Nous avons encore de la chance. Nos hôtes sont assez sympas et les discussions vont bon train.
A Alger ils nous déposent devant notre caserne de transit. Nous sommes dans les temps et devons embarquer le lendemain matin.
Je ne sais plus à quel moment le Spahi et moi nous nous sommes séparés. J’espère qu’il n’aura pas de problème avec son arme.
J’ai ma petite idée sur la manière de faire la traversée : certainement pas à fond de cale comme la première fois. Je me souviens qu’à l’aller des matelots proposaient de louer leur couchette. C’est une pratique courante sur les bateaux.
Ils se font un petit plus pour la paie.
Quand l’un d’eux m’accoste pour me proposer la sienne j’accepte le marché. Je ne me souviens plus du prix de la location. Je crois que c’était assez cher. Nous sommes trois dans la cabine. C’est plus confortable que sur un transat à fond de cale. Nous avons même l’occasion de boire un coup et de prendre des repas plus corrects. Pour dormir il n’y a pas eu de problème non plus. La couchette est confortable.
Je n’ai pas de mérite, je dors n’importe où. A noter que c’est toujours vrai aujourd’hui. Je fais des envieux. Il m’est arrivé de dormir debout dans un couloir de train.
La traversée a duré encore plus de trente heures.
Arrivé à Marseille il faut prendre le train jusqu’à Paris. A Paris je change de gare pour Montparnasse et en route pour la Bretagne. Pour finir je fais encore un autre changement à Guingamp pour prendre le petit train qui va sur Carhaix.
Je m’arrête à Callac où m’attendent impatiemment mes parents. Vous parlez d’un périple : plus de trois jours de voyage.
Comme je vous l’ai dit, c’est la seule fois que j’ai porté l’insigne des Commandos de chasse sur ma manche droite. Avec le béret noir j’ai suscité la curiosité de beaucoup de gens qui voyait un commando pour la première fois. De bonne grâce j’ai répondu à leurs questions.

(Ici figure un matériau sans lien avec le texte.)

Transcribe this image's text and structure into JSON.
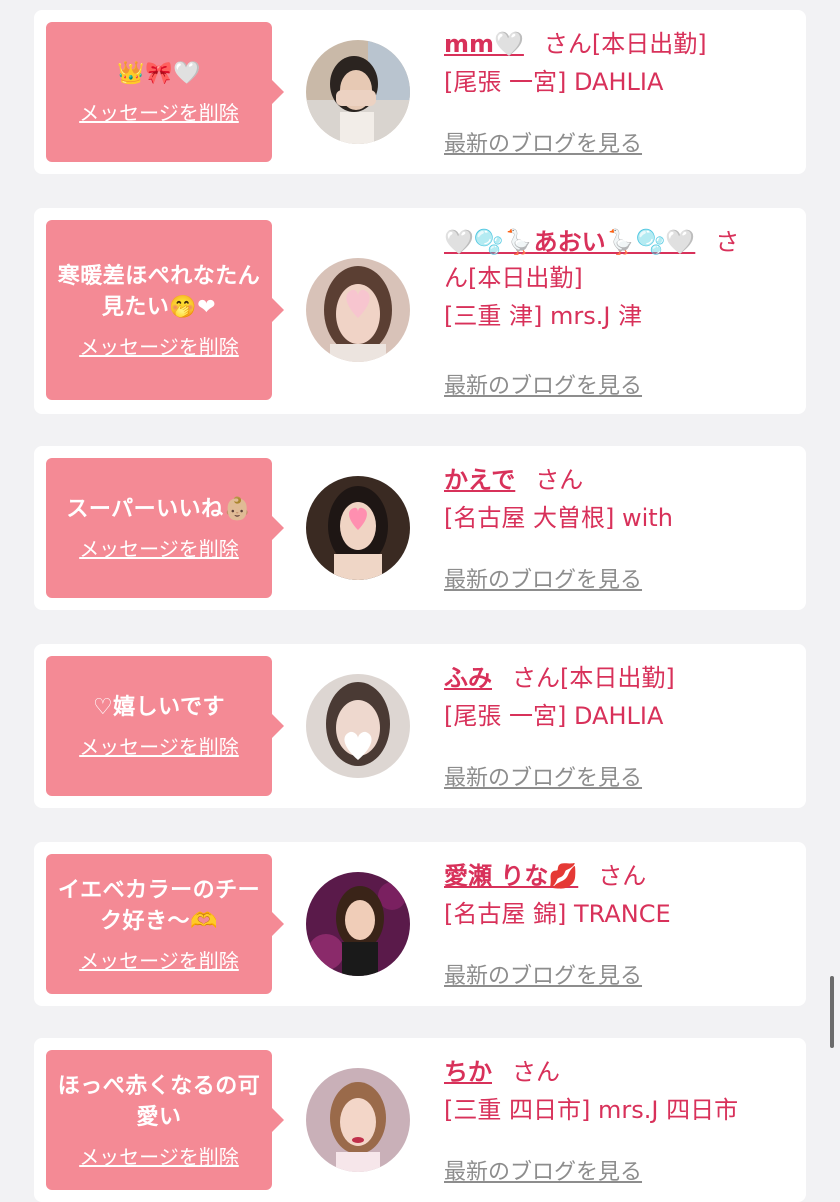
{
  "items": [
    {
      "message": "👑🎀🤍",
      "delete": "メッセージを削除",
      "name": "mm🤍",
      "san": "さん",
      "status": "[本日出勤]",
      "shop": "[尾張 一宮] DAHLIA",
      "blog": "最新のブログを見る"
    },
    {
      "message": "寒暖差ほぺれなたん見たい🤭❤",
      "delete": "メッセージを削除",
      "name": "🤍🫧🪿あおい🪿🫧🤍",
      "san": "さ",
      "san2": "ん",
      "status": "[本日出勤]",
      "shop": "[三重 津] mrs.J 津",
      "blog": "最新のブログを見る"
    },
    {
      "message": "スーパーいいね👶🏼",
      "delete": "メッセージを削除",
      "name": "かえで",
      "san": "さん",
      "status": "",
      "shop": "[名古屋 大曽根] with",
      "blog": "最新のブログを見る"
    },
    {
      "message": "♡嬉しいです",
      "delete": "メッセージを削除",
      "name": "ふみ",
      "san": "さん",
      "status": "[本日出勤]",
      "shop": "[尾張 一宮] DAHLIA",
      "blog": "最新のブログを見る"
    },
    {
      "message": "イエベカラーのチーク好き～🫶",
      "delete": "メッセージを削除",
      "name": "愛瀬 りな💋",
      "san": "さん",
      "status": "",
      "shop": "[名古屋 錦] TRANCE",
      "blog": "最新のブログを見る"
    },
    {
      "message": "ほっぺ赤くなるの可愛い",
      "delete": "メッセージを削除",
      "name": "ちか",
      "san": "さん",
      "status": "",
      "shop": "[三重 四日市] mrs.J 四日市",
      "blog": "最新のブログを見る"
    }
  ],
  "colors": {
    "accent": "#d8315a",
    "bubble": "#f48a95",
    "link_gray": "#8d8d8d",
    "background": "#f2f2f4"
  }
}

Je pense qu’il est inutile de vous décrire la joie de mes parents. Ils ne m’ont pas revu depuis treize mois. Ma mère n’a jamais réalisé ce qu’est un commando et c’est aussi bien. D’ailleurs dans mon courrier je ne leurs ai pas raconté le dixième de ce que je faisais là-bas.
Mon père c’est autre chose. Ayant fait la guerre de quarante il en est conscient. J’en ai encore eu la preuve il n’y a pas longtemps. Ceci dit ça fait toujours plaisir de revoir les siens.
Il n’y a rien de changé dans le village.
J’ai encore un coup de chance. Je retrouve un copain d’école qui est également en perme de détente comme moi.
Inutile de vous dire que nous ne nous sommes pas quittés pendant quinze jours. Nous avons fait la fête tout le temps et les réveillons n’ont pas été tristes.
J’ai une pensée pour mes potes qui sont restés là-bas. Malheureusement tout a une fin et il faut repartir. Le cœur n’y est pas mais je n’ai pas le choix. La séparation avec mes parents se fait dans le hall de la gare de Guingamp. Ma mère y va de sa petite larme. Mon père ne dit rien mais, je sais qu’il n’en pense pas moins.
Mon voyage de retour se fait dans les mêmes conditions qu’à l’aller. Je ne sais plus si j’ai reloué une couchette dans le bateau.
Il y a tout de même une différence : les cheminots algériens ne sont plus en grève.
C’est l’inverse qu’ils auraient dû faire. Je serai bien rester en villégiature à Alger.